LUNA DIEGO ANDRES C/ COLMAN SERGIO ADRIAN S(N°0)/INCUMPLIMIENTO DE CONTRATO Y DS. Y PS.
El demandante promovió demanda por incumplimiento de contrato y daños y perjuicios contra el demandado. La Cámara modificó parcialmente la sentencia de primera instancia al rechazar el rubro daño extrapatrimonial por falta de fundamentación adecuada en la demanda, confirmando el resto de la condena.
Quién demanda: LUNA DIEGO ANDRÉS
¿A quién se demanda?
COLMAN SERGIO ADRIAN
¿Cuál es el objeto del reclamo?
Incumplimiento de contrato y daños y perjuicios, incluyendo actualización de montos y daño moral/extrapatrimonial.
¿Qué se resolvió?
La Cámara declaró desierto el recurso de apelación del demandado, salvo en lo atinente al daño extrapatrimonial, en cuyo aspecto se admitió el recurso, revocando la sentencia de primera instancia y rechazando el rubro daño extrapatrimonial. Se confirmó la condena en los restantes aspectos (admisión de la demanda, montos actualizados y reconocimiento de firma).
Fundamentos principales:
El voto del Dr. Quadri establece que la expresión de agravios debe cumplir con los requisitos del artículo 260 del CPCC, exigiendo "crítica concreta y razonada" de la sentencia impugnada: "cuando alguien legitimado para recurrir interpone una apelación y sostiene que una resolución judicial es incorrecta o equivocada asume, inmediatamente, la carga de demostrar el por qué de su afirmación. Lo cual se lleva a cabo en un plano argumental, atravesado predominantemente por la técnica jurídica."
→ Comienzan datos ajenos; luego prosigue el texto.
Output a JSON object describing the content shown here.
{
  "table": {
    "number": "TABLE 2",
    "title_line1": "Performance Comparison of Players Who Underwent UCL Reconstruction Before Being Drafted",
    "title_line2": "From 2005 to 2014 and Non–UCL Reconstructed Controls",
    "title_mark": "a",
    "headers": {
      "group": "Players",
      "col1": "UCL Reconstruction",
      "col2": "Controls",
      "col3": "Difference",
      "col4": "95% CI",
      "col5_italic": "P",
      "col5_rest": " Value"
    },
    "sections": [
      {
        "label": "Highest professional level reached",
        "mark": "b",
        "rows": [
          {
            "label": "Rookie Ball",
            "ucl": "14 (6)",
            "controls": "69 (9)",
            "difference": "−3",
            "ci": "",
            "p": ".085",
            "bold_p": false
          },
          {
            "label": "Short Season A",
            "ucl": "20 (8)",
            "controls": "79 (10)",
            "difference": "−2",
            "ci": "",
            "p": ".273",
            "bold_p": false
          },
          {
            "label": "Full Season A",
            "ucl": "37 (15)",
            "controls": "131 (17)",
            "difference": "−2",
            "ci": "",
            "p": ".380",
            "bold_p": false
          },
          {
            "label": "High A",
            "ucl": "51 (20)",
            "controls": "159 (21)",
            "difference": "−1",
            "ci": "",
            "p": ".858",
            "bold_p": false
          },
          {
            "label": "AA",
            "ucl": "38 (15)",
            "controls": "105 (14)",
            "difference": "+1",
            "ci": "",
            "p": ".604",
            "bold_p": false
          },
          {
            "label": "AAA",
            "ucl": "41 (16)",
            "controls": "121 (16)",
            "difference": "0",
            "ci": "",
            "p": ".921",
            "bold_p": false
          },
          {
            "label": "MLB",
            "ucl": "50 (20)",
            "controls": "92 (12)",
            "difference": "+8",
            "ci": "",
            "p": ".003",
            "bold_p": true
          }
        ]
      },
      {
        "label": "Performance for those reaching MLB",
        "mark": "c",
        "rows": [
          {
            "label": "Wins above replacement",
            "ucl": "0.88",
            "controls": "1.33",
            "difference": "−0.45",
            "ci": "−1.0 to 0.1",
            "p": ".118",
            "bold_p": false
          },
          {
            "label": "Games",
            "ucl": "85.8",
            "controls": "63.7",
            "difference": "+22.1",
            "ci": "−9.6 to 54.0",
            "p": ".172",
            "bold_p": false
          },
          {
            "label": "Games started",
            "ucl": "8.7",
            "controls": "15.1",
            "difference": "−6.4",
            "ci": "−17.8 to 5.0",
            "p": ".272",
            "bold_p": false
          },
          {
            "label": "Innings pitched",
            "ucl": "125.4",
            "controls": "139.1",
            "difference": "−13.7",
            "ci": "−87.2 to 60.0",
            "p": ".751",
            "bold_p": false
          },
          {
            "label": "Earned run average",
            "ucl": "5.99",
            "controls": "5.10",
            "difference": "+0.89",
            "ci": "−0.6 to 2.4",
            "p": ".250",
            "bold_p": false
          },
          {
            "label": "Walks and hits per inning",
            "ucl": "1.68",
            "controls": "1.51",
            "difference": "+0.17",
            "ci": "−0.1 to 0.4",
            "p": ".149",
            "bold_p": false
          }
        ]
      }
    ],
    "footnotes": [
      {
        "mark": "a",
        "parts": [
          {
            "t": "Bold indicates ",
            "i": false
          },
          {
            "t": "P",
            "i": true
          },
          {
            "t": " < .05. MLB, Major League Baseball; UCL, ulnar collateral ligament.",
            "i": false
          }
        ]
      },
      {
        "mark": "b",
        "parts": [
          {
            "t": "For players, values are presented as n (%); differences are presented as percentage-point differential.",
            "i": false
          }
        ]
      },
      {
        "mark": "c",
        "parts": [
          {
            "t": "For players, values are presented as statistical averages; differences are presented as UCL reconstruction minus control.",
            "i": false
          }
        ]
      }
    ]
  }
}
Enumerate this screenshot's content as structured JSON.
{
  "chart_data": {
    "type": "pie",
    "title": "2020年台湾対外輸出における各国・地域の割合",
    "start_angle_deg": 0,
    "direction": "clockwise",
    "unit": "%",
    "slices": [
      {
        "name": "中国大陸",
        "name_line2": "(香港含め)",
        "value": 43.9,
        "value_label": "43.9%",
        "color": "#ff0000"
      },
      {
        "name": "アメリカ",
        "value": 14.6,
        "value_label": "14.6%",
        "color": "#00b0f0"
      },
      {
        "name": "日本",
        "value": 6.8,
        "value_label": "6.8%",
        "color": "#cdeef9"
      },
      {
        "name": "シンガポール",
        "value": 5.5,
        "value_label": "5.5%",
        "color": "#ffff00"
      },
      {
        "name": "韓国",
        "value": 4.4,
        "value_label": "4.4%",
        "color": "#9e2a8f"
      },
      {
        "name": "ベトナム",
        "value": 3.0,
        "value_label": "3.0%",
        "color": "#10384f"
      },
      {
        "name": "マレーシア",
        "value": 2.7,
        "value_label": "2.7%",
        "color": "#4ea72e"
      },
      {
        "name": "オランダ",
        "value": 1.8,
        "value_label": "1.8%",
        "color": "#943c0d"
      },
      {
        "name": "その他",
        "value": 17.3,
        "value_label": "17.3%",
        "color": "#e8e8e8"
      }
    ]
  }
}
Respecto de la admisión de la demanda y los montos actualizados, el tribunal determinó que "el apelante soslaya totalmente los argumentos esgrimidos, la consideración -la compartamos o no
- de que el tema había sido expresamente planteado en la demanda por la parte actora y los motivos por los que el sentenciante adopta este mecanismo", concluyendo que la "sola discrepancia con el monto resultante por adjetivarlo de desproporcionado (sin demostrarlo), es insuficiente para tener por cumplidas las exigencias del art. 260 del CPCC."
Respecto del daño extrapatrimonial, el tribunal sostuvo: "cuando llegamos a este punto, podemos decir que -en casos como el presente
- no deberían sentarse reglas genéricas: alguien puede sufrir padecimientos y consecuencias derivadas de la frustración de una compraventa inmobiliaria, y ello hacer procedente el rubro, y otras personas no, tomándolo tranquilamente y sin mayores preocupaciones. Todo dependerá de las circunstancias de cada caso, y -por supuesto
- de la prueba que arrime quien reclama."
El tribunal rechazó el daño extrapatrimonial por insuficiencia de afirmación en la demanda: "en el escrito de demanda, el actor se limita a pedir el 'daño moral' y no dice casi nada mas que sea importante, como fundamento de ese pedido. Es decir, reclama el rubro pero no dice una palabra, en concreto, acerca de cómo se habría configurado, cuáles fueron sus padecimientos, sufrimientos, inquietudes, intranquilidades o circunstancias en virtud de las que estima que hay un daño resarcible en este ámbito. Para pedir el rubro, solo copia jurisprudencia y nada mas."
Concluyó: "Frente a semejante déficit de afirmación (que luego -obviamente
- se refleja en lo probatorio), teniendo en cuenta las circunstancias del caso y no siendo una situación donde podamos presumir el perjuicio extrapatrimonial, creo que el rubro debe rechazarse."